На заливных лугах уже повсюду пробивалась свежая травка, и аир так упруго выбрасывал снизу целыми рядами светлые побеги, словно снопы пламени вырывались из недр земли.

Прибрежные ольхи, которые на болоте росли купами и рощами, стояли еще обнаженные и среди молодой зелени казались какими-то хилыми и опухшими; но и у них вершины уже оделись, как дымкой, желтенькими сережками. По рвам и бороздам с журчаньем и плеском бежали в долину потоки полой и дождевой воды. Над длинными плавами и топями торфяного болота, которое дымилось, прея в тепле проснувшегося дня, с радостным криком носились веселые пигалицы.
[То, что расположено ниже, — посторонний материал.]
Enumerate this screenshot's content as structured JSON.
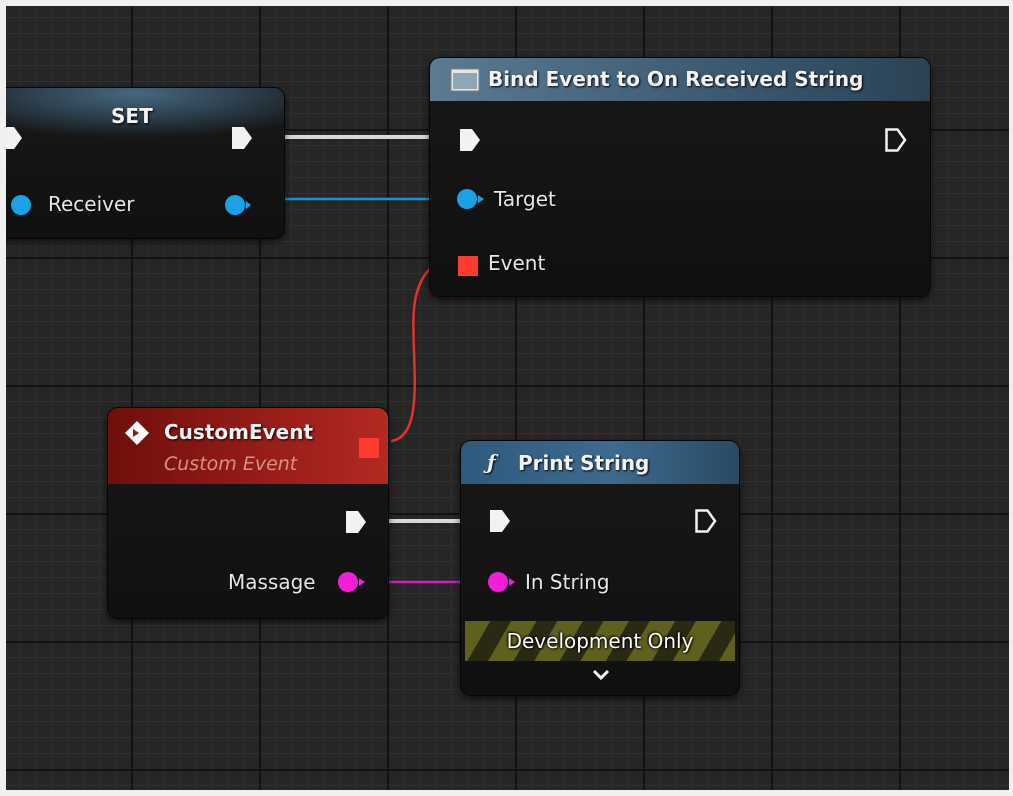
{
  "nodes": {
    "set": {
      "title": "SET",
      "receiver": "Receiver"
    },
    "bind": {
      "title": "Bind Event to On Received String",
      "target": "Target",
      "event": "Event"
    },
    "custom": {
      "title": "CustomEvent",
      "subtitle": "Custom Event",
      "massage": "Massage"
    },
    "print": {
      "title": "Print String",
      "in_string": "In String",
      "dev_only": "Development Only"
    }
  },
  "icons": {
    "function": "ƒ",
    "event_diamond": "event-diamond-icon",
    "bind_box": "delegate-box-icon",
    "expand": "chevron-down-icon"
  },
  "colors": {
    "exec": "#f2f2f2",
    "object_pin": "#1aa1e6",
    "delegate_pin": "#ff3a2e",
    "string_pin": "#f21ed9",
    "event_header": "#8f1a15",
    "function_header": "#3a6a8e"
  }
}
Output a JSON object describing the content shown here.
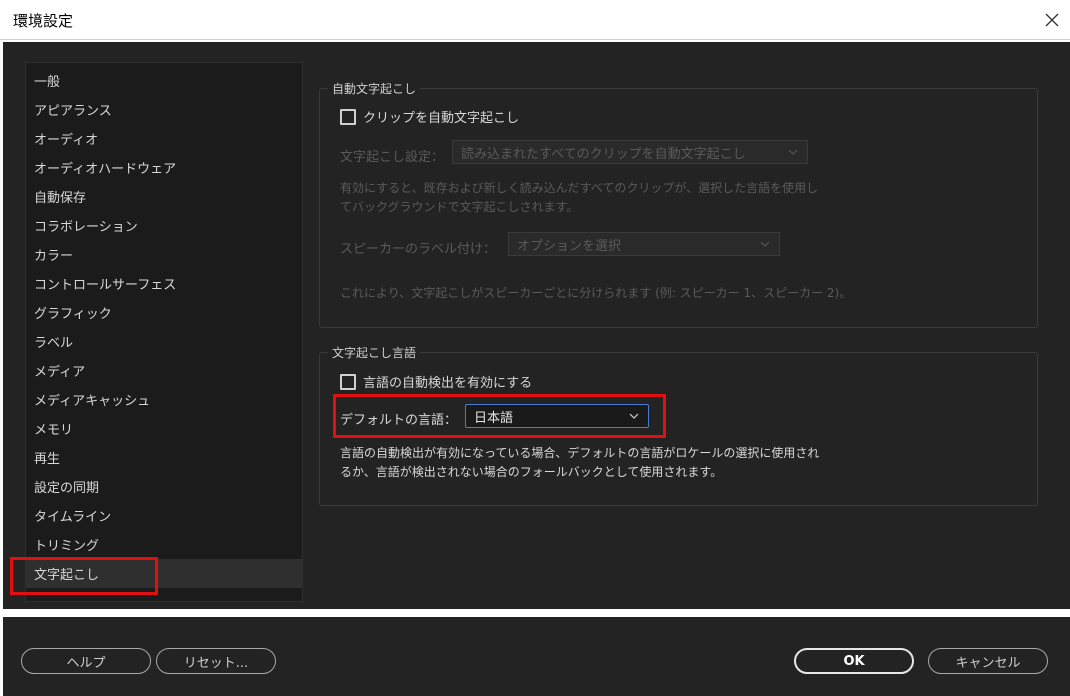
{
  "window": {
    "title": "環境設定"
  },
  "sidebar": {
    "items": [
      {
        "label": "一般"
      },
      {
        "label": "アピアランス"
      },
      {
        "label": "オーディオ"
      },
      {
        "label": "オーディオハードウェア"
      },
      {
        "label": "自動保存"
      },
      {
        "label": "コラボレーション"
      },
      {
        "label": "カラー"
      },
      {
        "label": "コントロールサーフェス"
      },
      {
        "label": "グラフィック"
      },
      {
        "label": "ラベル"
      },
      {
        "label": "メディア"
      },
      {
        "label": "メディアキャッシュ"
      },
      {
        "label": "メモリ"
      },
      {
        "label": "再生"
      },
      {
        "label": "設定の同期"
      },
      {
        "label": "タイムライン"
      },
      {
        "label": "トリミング"
      },
      {
        "label": "文字起こし"
      }
    ],
    "selected": "文字起こし"
  },
  "auto_transcription": {
    "legend": "自動文字起こし",
    "checkbox_label": "クリップを自動文字起こし",
    "checked": false,
    "setting_label": "文字起こし設定：",
    "setting_value": "読み込まれたすべてのクリップを自動文字起こし",
    "description_line1": "有効にすると、既存および新しく読み込んだすべてのクリップが、選択した言語を使用し",
    "description_line2": "てバックグラウンドで文字起こしされます。",
    "speaker_label": "スピーカーのラベル付け：",
    "speaker_placeholder": "オプションを選択",
    "speaker_note": "これにより、文字起こしがスピーカーごとに分けられます (例: スピーカー 1、スピーカー 2)。"
  },
  "transcription_language": {
    "legend": "文字起こし言語",
    "auto_detect_label": "言語の自動検出を有効にする",
    "auto_detect_checked": false,
    "default_language_label": "デフォルトの言語：",
    "default_language_value": "日本語",
    "description_line1": "言語の自動検出が有効になっている場合、デフォルトの言語がロケールの選択に使用され",
    "description_line2": "るか、言語が検出されない場合のフォールバックとして使用されます。"
  },
  "footer": {
    "help_label": "ヘルプ",
    "reset_label": "リセット...",
    "ok_label": "OK",
    "cancel_label": "キャンセル"
  },
  "colors": {
    "panel_bg": "#232323",
    "sidebar_bg": "#1b1b1b",
    "highlight": "#e01010",
    "focus": "#4a7bd0"
  }
}
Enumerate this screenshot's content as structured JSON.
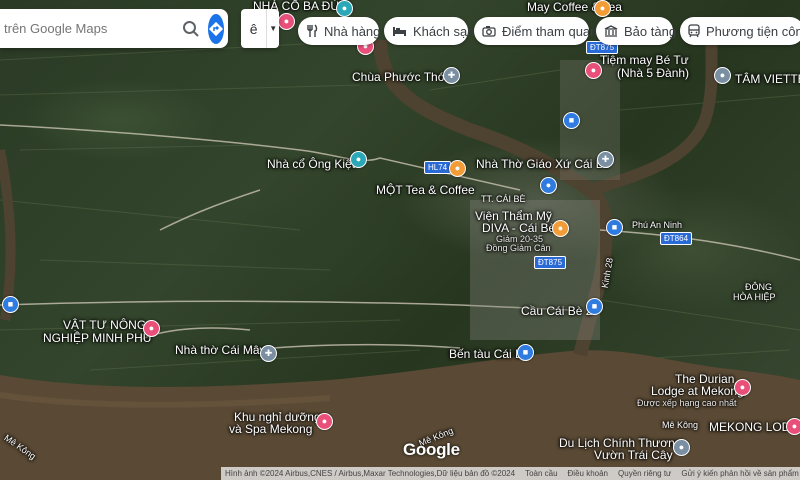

Солдаты тихонько подражали их родным голосам, причем некоторые так искусно, что вся рота покатывалась со смеху. Даже воинственный и грозный капитан Францишек Катерля, лучший кавалерист во всей армии, быстро ехавший впереди, не мог скрыть улыбки под пышными усами. Он строго покашливал и, озираясь, смотрел зверем; но солдаты хорошо знали, что в сердце у него такая же весна, как и у всех.